A couple weeks ago I wrote an article about some of the big concerns that come with taking money out of your TSP to pay off your home. In response to that article, someone asked a great follow up question. They wondered,for those folks that might be a little younger in their career, or at least not retired, does it make sense to pay down a mortgage faster or invest more in the TSP? This is a great question and one that can make a huge impact over a career and lifetime.
Here are some of the things to consider.
5% In Your TSP
The first thing I would do, before anything else, is contribute at least 5% of my salary to the TSP. This maxes out your agency’s matching contributions and doesn’t leave any money on the table. Once this is in place, I would move on to the next steps.
Emergency Fund
One of the foundations of a strong financial life is to have something for a rainy day. Something that is not used for vacation or christmas but is there for true emergencies. Generally, this emergency fund should be fully funded and ready to go before someone considers paying off the house early or investing more in their TSP. The amount will depend on your personal circumstances but many people recommend enough to cover 3 months to a year of expenses.
This emergency fund does two things.
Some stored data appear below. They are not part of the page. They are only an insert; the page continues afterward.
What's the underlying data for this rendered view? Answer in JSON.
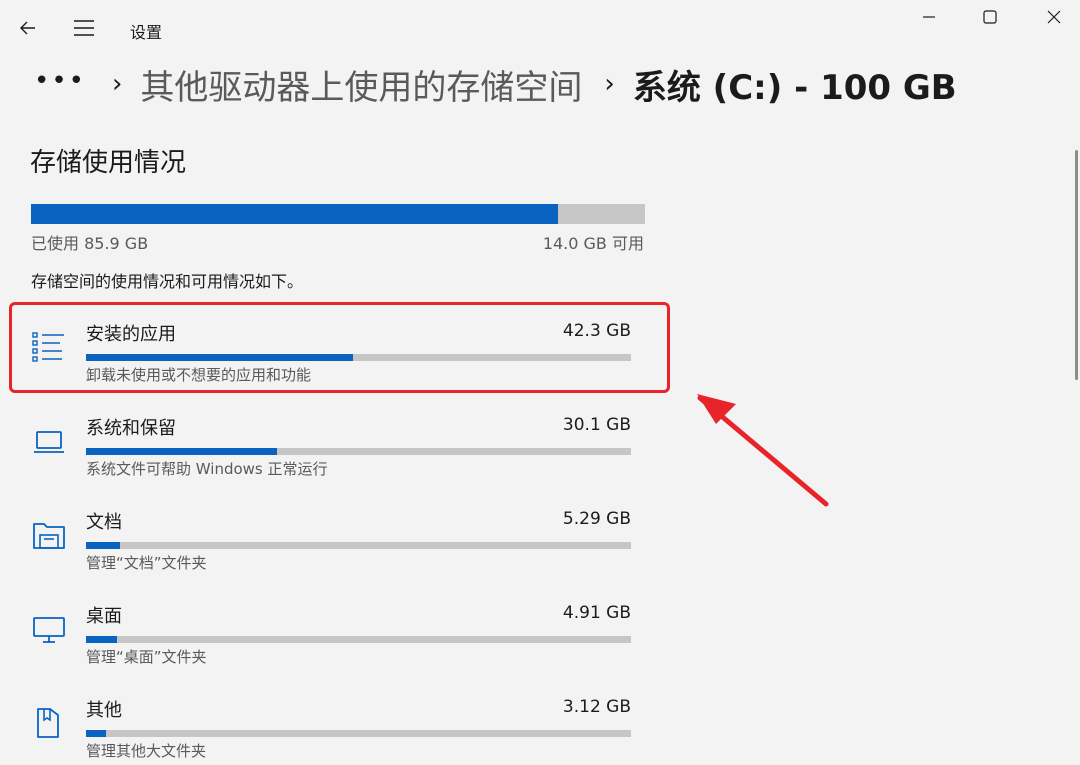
{
  "window": {
    "title": "设置",
    "back_icon": "back-arrow-icon",
    "menu_icon": "hamburger-menu-icon"
  },
  "breadcrumb": {
    "more": "•••",
    "items": [
      "其他驱动器上使用的存储空间"
    ],
    "current": "系统 (C:) - 100 GB"
  },
  "storage": {
    "section_title": "存储使用情况",
    "used_label": "已使用 85.9 GB",
    "free_label": "14.0 GB 可用",
    "used_fraction": 0.859,
    "description": "存储空间的使用情况和可用情况如下。"
  },
  "categories": [
    {
      "name": "安装的应用",
      "size": "42.3 GB",
      "sub": "卸载未使用或不想要的应用和功能",
      "fraction": 0.49,
      "icon": "apps-list-icon",
      "highlighted": true
    },
    {
      "name": "系统和保留",
      "size": "30.1 GB",
      "sub": "系统文件可帮助 Windows 正常运行",
      "fraction": 0.35,
      "icon": "laptop-icon",
      "highlighted": false
    },
    {
      "name": "文档",
      "size": "5.29 GB",
      "sub": "管理“文档”文件夹",
      "fraction": 0.062,
      "icon": "documents-folder-icon",
      "highlighted": false
    },
    {
      "name": "桌面",
      "size": "4.91 GB",
      "sub": "管理“桌面”文件夹",
      "fraction": 0.057,
      "icon": "monitor-icon",
      "highlighted": false
    },
    {
      "name": "其他",
      "size": "3.12 GB",
      "sub": "管理其他大文件夹",
      "fraction": 0.036,
      "icon": "other-folder-icon",
      "highlighted": false
    }
  ],
  "colors": {
    "accent": "#0a63c1",
    "bar_track": "#c6c6c6",
    "highlight": "#e8242b",
    "background": "#f3f3f3"
  }
}
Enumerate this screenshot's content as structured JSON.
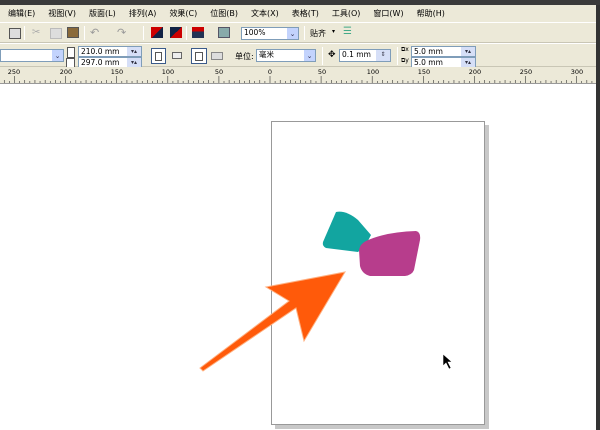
{
  "menu": [
    "编辑(E)",
    "视图(V)",
    "版面(L)",
    "排列(A)",
    "效果(C)",
    "位图(B)",
    "文本(X)",
    "表格(T)",
    "工具(O)",
    "窗口(W)",
    "帮助(H)"
  ],
  "toolbar": {
    "zoom": "100%",
    "snap": "贴齐"
  },
  "property_bar": {
    "width": "210.0 mm",
    "height": "297.0 mm",
    "unit_label": "单位:",
    "unit": "毫米",
    "nudge": "0.1 mm",
    "dup_x": "5.0 mm",
    "dup_y": "5.0 mm"
  },
  "ruler": {
    "labels": [
      "250",
      "200",
      "150",
      "100",
      "50",
      "0",
      "50",
      "100",
      "150",
      "200",
      "250",
      "300"
    ]
  },
  "colors": {
    "teal": "#12a5a0",
    "magenta": "#b73d8c",
    "arrow": "#ff5a0a"
  }
}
First, it gives you a financial buffer which frankly, just feels really good to have. Second, when an emergency does come your way, you have funds available so that you don’t have to dip into your investments or take on higher-interest debt.
Retirement Planning
The next thing I would prioritize is retirement planning. This means giving serious thought to how much money you will need in retirement and contributing to your TSP accordingly. Now I know that it can be very difficult to know exactly how much you will need in retirement and even harder to know how much you should save to get you there. There are a lot of unknowns that we simply don’t have the answers to. However, a great place to start is to figure out how much fixed income (pension income, social security ect) you’ll have in retirement and then how much income you’ll need from your investments every month to fill any gap that you may have. From there, it can be a lot easier to calculate how big your nest egg has to be to provide that amount of income over a retirement.
Mortgage
At this point, once all these other things are taken care of, I would start paying down your mortgage early. I put this after retirement funding for a couple of reasons. First, it is often much easier to retire if you have retirement savings but still have a mortgage. It can be more difficult to retire if you have little savings but no mortgage.
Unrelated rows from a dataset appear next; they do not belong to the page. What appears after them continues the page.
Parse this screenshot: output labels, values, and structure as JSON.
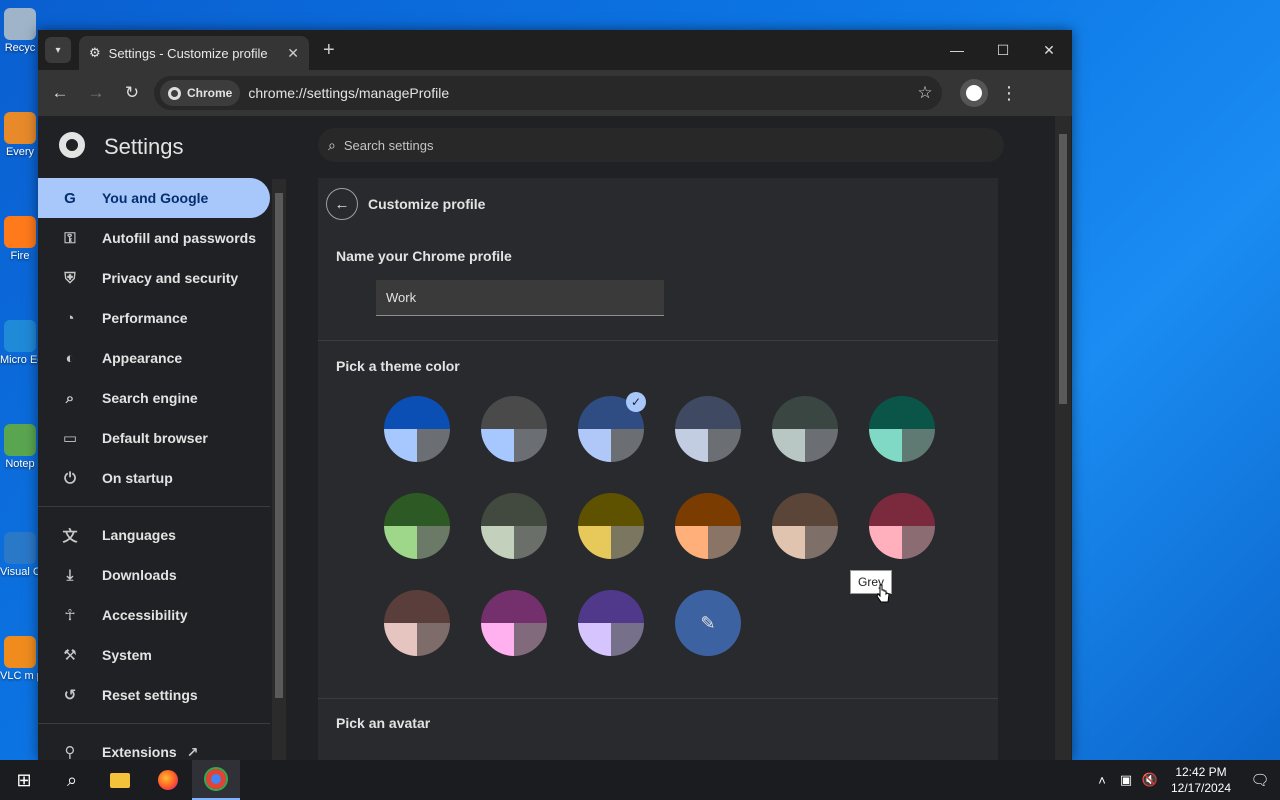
{
  "desktop": {
    "icons": [
      {
        "label": "Recyc",
        "color": "#9fb4c8"
      },
      {
        "label": "Every",
        "color": "#e88a2a"
      },
      {
        "label": "Fire",
        "color": "#ff7a1a"
      },
      {
        "label": "Micro Ed",
        "color": "#1f8ad8"
      },
      {
        "label": "Notep",
        "color": "#5aa650"
      },
      {
        "label": "Visual Co",
        "color": "#2a78c8"
      },
      {
        "label": "VLC m pla",
        "color": "#f08c1e"
      }
    ]
  },
  "browser": {
    "tab": {
      "title": "Settings - Customize profile",
      "icon": "gear-icon",
      "close": "✕"
    },
    "new_tab": "+",
    "window_controls": {
      "minimize": "—",
      "maximize": "☐",
      "close": "✕"
    },
    "omnibox": {
      "chip_label": "Chrome",
      "url": "chrome://settings/manageProfile"
    }
  },
  "settings": {
    "title": "Settings",
    "search_placeholder": "Search settings",
    "nav": [
      {
        "label": "You and Google",
        "icon": "G",
        "active": true
      },
      {
        "label": "Autofill and passwords",
        "icon": "⚿"
      },
      {
        "label": "Privacy and security",
        "icon": "⛨"
      },
      {
        "label": "Performance",
        "icon": "◔"
      },
      {
        "label": "Appearance",
        "icon": "◐"
      },
      {
        "label": "Search engine",
        "icon": "⌕"
      },
      {
        "label": "Default browser",
        "icon": "▭"
      },
      {
        "label": "On startup",
        "icon": "⏻"
      }
    ],
    "nav2": [
      {
        "label": "Languages",
        "icon": "文"
      },
      {
        "label": "Downloads",
        "icon": "⤓"
      },
      {
        "label": "Accessibility",
        "icon": "☥"
      },
      {
        "label": "System",
        "icon": "⚒"
      },
      {
        "label": "Reset settings",
        "icon": "↺"
      }
    ],
    "nav3": [
      {
        "label": "Extensions",
        "icon": "⚲",
        "trailing": "↗"
      }
    ],
    "page": {
      "title": "Customize profile",
      "name_label": "Name your Chrome profile",
      "name_value": "Work",
      "theme_label": "Pick a theme color",
      "avatar_label": "Pick an avatar",
      "tooltip": "Grey",
      "swatches": [
        {
          "top": "#0b4fb5",
          "bl": "#a6c8ff",
          "br": "#6b6f73"
        },
        {
          "top": "#4a4a4a",
          "bl": "#a6c8ff",
          "br": "#6b6f73"
        },
        {
          "top": "#2f4d82",
          "bl": "#b0c8f8",
          "br": "#6b6f73",
          "selected": true
        },
        {
          "top": "#3f4a62",
          "bl": "#c3cde2",
          "br": "#6b6f73"
        },
        {
          "top": "#3a4642",
          "bl": "#b8c7c3",
          "br": "#6b6f73"
        },
        {
          "top": "#0b5548",
          "bl": "#7fd9c5",
          "br": "#5f7a73"
        },
        {
          "top": "#2d5a24",
          "bl": "#9ed68a",
          "br": "#6b7a66"
        },
        {
          "top": "#424a40",
          "bl": "#c3d0bc",
          "br": "#6b6f6a"
        },
        {
          "top": "#5e5200",
          "bl": "#e6c95a",
          "br": "#7b7660"
        },
        {
          "top": "#7a3c00",
          "bl": "#ffb07a",
          "br": "#8a7466"
        },
        {
          "top": "#5a4538",
          "bl": "#e0c4b0",
          "br": "#7e7068"
        },
        {
          "top": "#7a2a3c",
          "bl": "#ffb0bc",
          "br": "#8a6c72"
        },
        {
          "top": "#5a3e3c",
          "bl": "#e6c4c0",
          "br": "#7e6c6a"
        },
        {
          "top": "#74306c",
          "bl": "#ffb0ee",
          "br": "#806a7c"
        },
        {
          "top": "#50388a",
          "bl": "#d6c4ff",
          "br": "#76708a"
        }
      ]
    }
  },
  "taskbar": {
    "time": "12:42 PM",
    "date": "12/17/2024"
  }
}
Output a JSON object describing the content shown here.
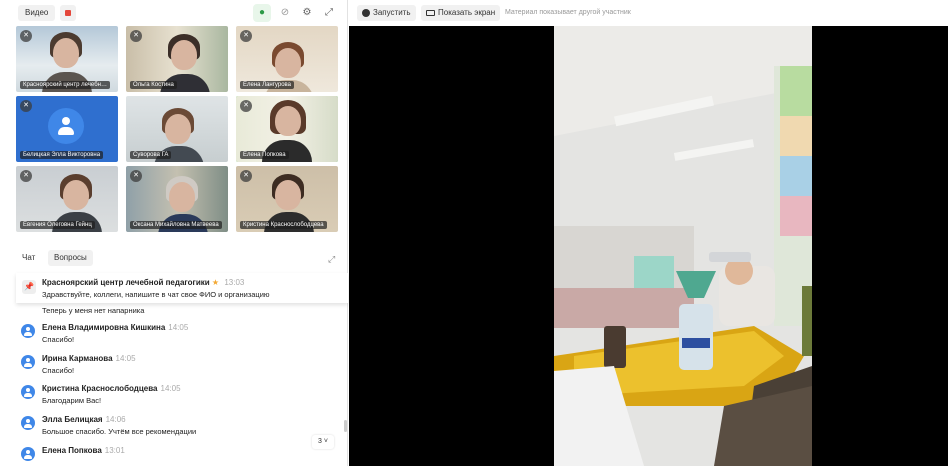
{
  "toolbar": {
    "video_label": "Видео",
    "mic_icon": "mic-on-icon",
    "cam_icon": "camera-off-icon",
    "settings_icon": "gear-icon",
    "expand_icon": "expand-icon"
  },
  "participants": [
    {
      "name": "Красноярский центр лечебн…"
    },
    {
      "name": "Ольга Костина"
    },
    {
      "name": "Елена Лангурова"
    },
    {
      "name": "Белицкая Элла Викторовна"
    },
    {
      "name": "Суворова ГА"
    },
    {
      "name": "Елена Попкова"
    },
    {
      "name": "Евгения Олеговна Гейнц"
    },
    {
      "name": "Оксана Михайловна Матвеева"
    },
    {
      "name": "Кристина Краснослободцева"
    }
  ],
  "mute_badge": "✕",
  "chat": {
    "tabs": [
      "Чат",
      "Вопросы"
    ],
    "pinned": {
      "author": "Красноярский центр лечебной педагогики",
      "star": "★",
      "time": "13:03",
      "text": "Здравствуйте, коллеги, напишите в чат свое ФИО и организацию"
    },
    "partial_text": "Теперь у меня нет напарника",
    "messages": [
      {
        "author": "Елена Владимировна Кишкина",
        "time": "14:05",
        "text": "Спасибо!"
      },
      {
        "author": "Ирина Карманова",
        "time": "14:05",
        "text": "Спасибо!"
      },
      {
        "author": "Кристина Краснослободцева",
        "time": "14:05",
        "text": "Благодарим Вас!"
      },
      {
        "author": "Элла Белицкая",
        "time": "14:06",
        "text": "Большое спасибо. Учтём все рекомендации"
      },
      {
        "author": "Елена Попкова",
        "time": "13:01",
        "text": ""
      }
    ],
    "unread_count": "3 ˅"
  },
  "share": {
    "start_label": "Запустить",
    "share_label": "Показать экран",
    "note": "Материал показывает другой участник"
  },
  "colors": {
    "accent_blue": "#3f87e8",
    "active_green": "#4cbf5a",
    "record_red": "#e4473b",
    "star_orange": "#f3a833"
  }
}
But I’ll be honest, I am really trying to simplify this situation into a step by step process. In real life, the best answer may be a little different. Some of the things that might make reality a little sticker is your mortgage interest rate, your return on your retirement investment, your tax bracket, your home value, and whether you are investing in the traditional or Roth TSP. Not to mention that tax law will probably change over time. Right now, not too many people can take a deduction for their mortgage interest because the standard deduction is so high. But overtime, tax laws will change and the best solution for you will often change as well.
As a financial planner, I love it when clients are able to pay off their mortgages early. In general, it is a great thing. Just make sure you are not ignoring the rest of your financial situation just to get rid of a monthly mortgage payment. The best solution will take into account all the other details of your life as well including your retirement goals. But the good news is that because you are reading this article, you are thinking and planning for your future. That is the first step needed in making the best decision for you planning for an incredible retirement.